The practice of reusing graves after exhuming mortal remains is presenting a golden opportunity for some gravediggers.
According to one source familiar with cemetery work, sifting the remains for valuables such as rings, chains, gold teeth, and even silver fillings is a common practice, which sometimes pays dividends for diggers.
The practice is however not finding favour with some, who say it should be considered as stealing from the dead or desecration.
Graves that have not been purchased can be dug up and reused seven years after a burial; and often there is evidence of sloppy work by gravediggers who are more interested in valuables.
“It is not so much that we find a whole heap of stuff every time we dig up a grave, I found bangles and chains a couple times. The issue is how I see some of them treating people’s loved ones while they searching for gold. If a family member was to pass at the same time and see what does be going down, I feel it would be bare problems,” revealed one gravedigger.
Previously seen just as a ‘by-the-way’ benefit, the ghastly practice is said to have resurfaced with more frequency in recent years, resurrected by the prospects of quick returns from businesses involved in the trade of scrap gold for cash.
One gravedigger told Barbados TODAY he has sold over $3,000 worth of gold found in re-opened graves to various cash-for-gold operators. Another soil technician reported hitting “a big one” a few weeks ago.

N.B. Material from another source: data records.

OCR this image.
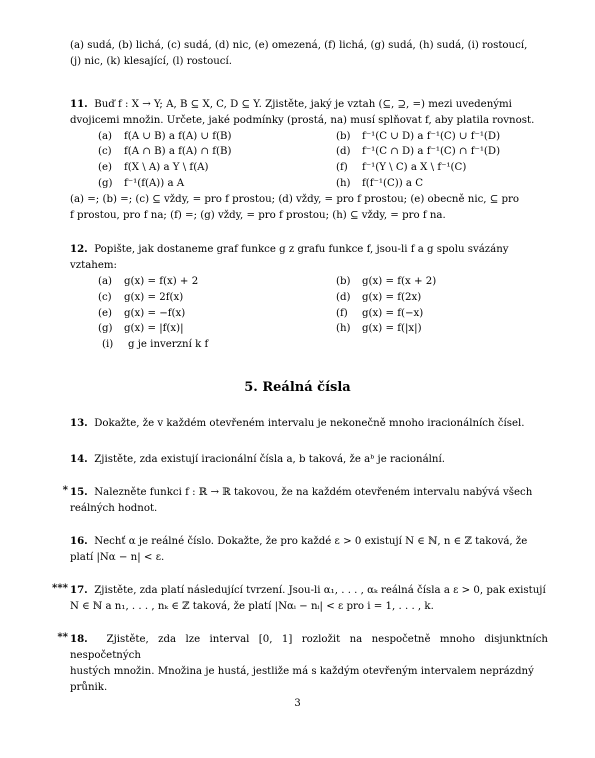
(a) sudá, (b) lichá, (c) sudá, (d) nic, (e) omezená, (f) lichá, (g) sudá, (h) sudá, (i) rostoucí,
(j) nic, (k) klesající, (l) rostoucí.
11. Buď f : X → Y; A, B ⊆ X, C, D ⊆ Y. Zjistěte, jaký je vztah (⊆, ⊇, =) mezi uvedenými
dvojicemi množin. Určete, jaké podmínky (prostá, na) musí splňovat f, aby platila rovnost.
(a) f(A ∪ B) a f(A) ∪ f(B)	(b) f⁻¹(C ∪ D) a f⁻¹(C) ∪ f⁻¹(D)
(c) f(A ∩ B) a f(A) ∩ f(B)	(d) f⁻¹(C ∩ D) a f⁻¹(C) ∩ f⁻¹(D)
(e) f(X \ A) a Y \ f(A)	(f) f⁻¹(Y \ C) a X \ f⁻¹(C)
(g) f⁻¹(f(A)) a A	(h) f(f⁻¹(C)) a C
(a) =; (b) =; (c) ⊆ vždy, = pro f prostou; (d) vždy, = pro f prostou; (e) obecně nic, ⊆ pro
f prostou, pro f na; (f) =; (g) vždy, = pro f prostou; (h) ⊆ vždy, = pro f na.
12. Popište, jak dostaneme graf funkce g z grafu funkce f, jsou-li f a g spolu svázány
vztahem:
(a) g(x) = f(x) + 2	(b) g(x) = f(x + 2)
(c) g(x) = 2f(x)	(d) g(x) = f(2x)
(e) g(x) = −f(x)	(f) g(x) = f(−x)
(g) g(x) = |f(x)|	(h) g(x) = f(|x|)
(i) g je inverzní k f
5. Reálná čísla
13. Dokažte, že v každém otevřeném intervalu je nekonečně mnoho iracionálních čísel.
14. Zjistěte, zda existují iracionální čísla a, b taková, že aᵇ je racionální.
* 15. Nalezněte funkci f : ℝ → ℝ takovou, že na každém otevřeném intervalu nabývá všech
reálných hodnot.
16. Nechť α je reálné číslo. Dokažte, že pro každé ε > 0 existují N ∈ ℕ, n ∈ ℤ taková, že
platí |Nα − n| < ε.
*** 17. Zjistěte, zda platí následující tvrzení. Jsou-li α₁, . . . , αₖ reálná čísla a ε > 0, pak existují
N ∈ ℕ a n₁, . . . , nₖ ∈ ℤ taková, že platí |Nαᵢ − nᵢ| < ε pro i = 1, . . . , k.
** 18. Zjistěte, zda lze interval [0, 1] rozložit na nespočetně mnoho disjunktních nespočetných
hustých množin. Množina je hustá, jestliže má s každým otevřeným intervalem neprázdný
průnik.
3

He was referring to a gold cap pulled from an exhumed skull, which he claimed fetched $1,385. One priest, who did not want to be named, confirmed the report, but said he was concerned that if persons felt gravediggers were striking it rich, there could be the implications for the security of the cemeteries.
He also warned against placing valuables in the graves of loved ones, a position supported by Director of Lyndhurst Funeral Home George Griffith, who told Barbados TODAY his company “encourages relatives of the dearly departed to use costume jewellery instead of the genuine items”.
Meanwhile, Archdeacon of the Anglican Church Eric Lynch said he was not aware of the practice but noted that the scenario raised questions of ownership of the unearthed valuables on church property.
“There is no policy of the Anglican Church at the moment; it is a matter that I would wish to get first from the clergy, who are responsible for our cemeteries and graveyards to indicate the occurrence of this. Secondly, to ask our legal [attorneys] to advise on the ownership of such finds,” Lynch said.
While not disclosing the locations, a source also told Barbados TODAY that sifting for “duppy gold” was more likely to pay dividends at cemeteries closer to the urban corridor, although the practice was not limited to any particular site.